Inflammation of the human lung is mediated in response to different stimuli (e.g., physical, radioactive, infective, pro-allergenic, or toxic) such as cigarette smoke and environmental pollutants. These stimuli often promote an increase in different inflammatory activities in the airways, manifesting themselves as chronic diseases (e.g., allergic airway diseases, asthma chronic bronchitis/chronic obstructive pulmonary disease, or even lung cancer). Non-coding RNA (ncRNAs) are single-stranded RNA molecules of few nucleotides that regulate the gene expression involved in many cellular processes. ncRNA are molecules typically involved in the reduction of translation and stability of the genes of mRNAs s. They regulate many biological aspects such as cellular growth, proliferation, differentiation, regulation of cell cycle, aging, apoptosis, metabolism, and neuronal patterning, and influence a wide range of biologic processes essential for the maintenance of cellular homeostasis. The relevance of ncRNAs in the pathogenetic mechanisms of respiratory diseases has been widely established and in the last decade many papers were published. However, once their importance is established in pathogenetic mechanisms, it becomes important to further deepen the research in this direction. In this review we describe several of most recent knowledge concerning ncRNA (overall miRNAs) expression and activities in the lung.

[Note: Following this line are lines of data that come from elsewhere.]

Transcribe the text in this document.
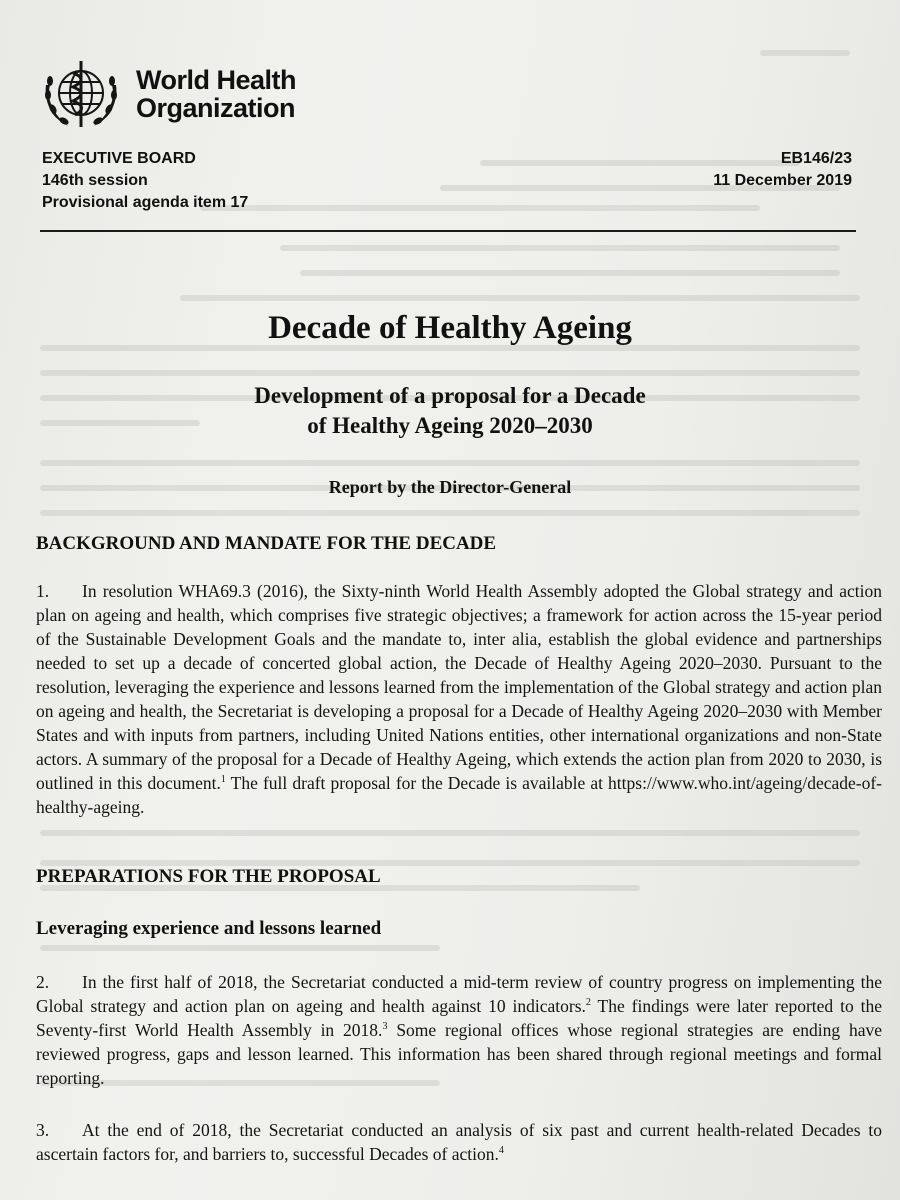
World Health
Organization
EXECUTIVE BOARD
146th session
Provisional agenda item 17
EB146/23
11 December 2019
Decade of Healthy Ageing
Development of a proposal for a Decade
of Healthy Ageing 2020–2030
Report by the Director-General
BACKGROUND AND MANDATE FOR THE DECADE
1. In resolution WHA69.3 (2016), the Sixty-ninth World Health Assembly adopted the Global strategy and action plan on ageing and health, which comprises five strategic objectives; a framework for action across the 15-year period of the Sustainable Development Goals and the mandate to, inter alia, establish the global evidence and partnerships needed to set up a decade of concerted global action, the Decade of Healthy Ageing 2020–2030. Pursuant to the resolution, leveraging the experience and lessons learned from the implementation of the Global strategy and action plan on ageing and health, the Secretariat is developing a proposal for a Decade of Healthy Ageing 2020–2030 with Member States and with inputs from partners, including United Nations entities, other international organizations and non-State actors. A summary of the proposal for a Decade of Healthy Ageing, which extends the action plan from 2020 to 2030, is outlined in this document.$^1$ The full draft proposal for the Decade is available at https://www.who.int/ageing/decade-of-healthy-ageing.
PREPARATIONS FOR THE PROPOSAL
Leveraging experience and lessons learned
2. In the first half of 2018, the Secretariat conducted a mid-term review of country progress on implementing the Global strategy and action plan on ageing and health against 10 indicators.$^2$ The findings were later reported to the Seventy-first World Health Assembly in 2018.$^3$ Some regional offices whose regional strategies are ending have reviewed progress, gaps and lesson learned. This information has been shared through regional meetings and formal reporting.
3. At the end of 2018, the Secretariat conducted an analysis of six past and current health-related Decades to ascertain factors for, and barriers to, successful Decades of action.$^4$
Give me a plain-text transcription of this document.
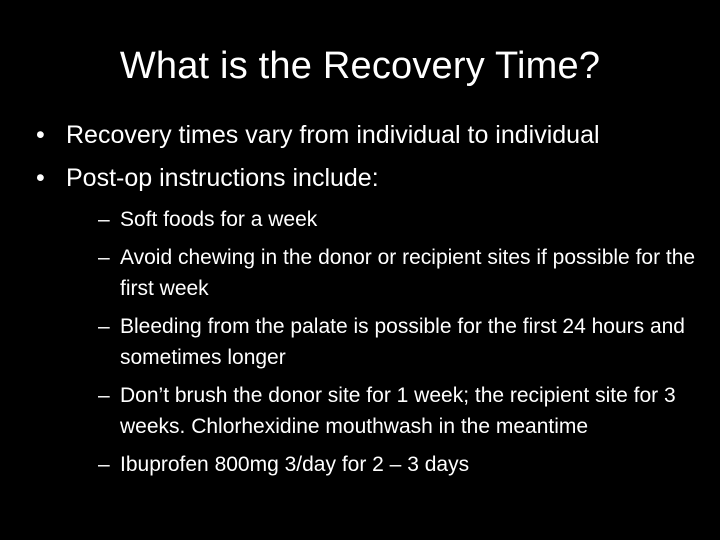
What is the Recovery Time?
• Recovery times vary from individual to individual
• Post-op instructions include:
– Soft foods for a week
– Avoid chewing in the donor or recipient sites if possible for the first week
– Bleeding from the palate is possible for the first 24 hours and sometimes longer
– Don’t brush the donor site for 1 week; the recipient site for 3 weeks. Chlorhexidine mouthwash in the meantime
– Ibuprofen 800mg 3/day for 2 – 3 days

Keywords: COPD; asthma; extracellular vesicles; lung cancer; microRNAs; pollutions.

Figure 1

Representation of the etiology, inflammation, and symptoms of chronic inflammatory diseases of the lung. Asthma and COPD are diseases with similarities. However, they are different regarding etiology, type of inflammatory cells, mediators, consequences of inflammation.

Figure 2

Schematic representation of the general steps of miRNA biogenesis. The biogenesis of miRNAs starts in the nucleus with the processing of RNA polymerase II/III transcripts post- or co-transcriptionally into pri-miRNAs. Then, a ribonuclease III enzyme transforms the pri-miRNAs in pre-miRNAs, which are transported into the cytoplasm by Exportin 5 (XPO5)/RanGTP complex action. Reaching the cytoplasm pre-miRNA is transformed in mature miRNA/miRNA* duplex by RNase III endonuclease Dicer and the RNA-binding protein TRBP the action. miRNA then forms a miRNA-mRNA RISC complex to induce mRNA degradation or translational repression.

Figure 3

Schematic panel describing nc-RNAs involved in airway diseases and indicated in the review. The miRNAs and lnc-RNAs are expressed in lung diseases such as asthma, COPD, LC, or in lung diseases associated with environmental pollution.

Figure 4

Cells of the lung release EVs of different size containing proteins, lipids, and nucleic acid involved in the mechanisms of cell–cell communication underlies the immunological response of respiratory disease such as asthma, COPD, LC, and airway diseases related to pollutions. EVs content show promise as diagnostic biomarkers and therapeutic targets in several lung diseases. BALF- and lung-tissue-derived EVs of healthy non-smokers, smokers have a miRNA profile with three differently expressed miRNAs in BALF, and one in the lung-derived EVs from COPD patients as compared to healthy non-smokers. MiR-122-5p is three- or five-fold downregulated among the lung-tissue-derived EVs of COPD patients as compared to healthy non-smokers and smokers, respectively. These data strongly suggest that miRNAs in the lungs of subjects with chronic lung diseases might be considered as potential biomarkers useful for therapeutic targets [121].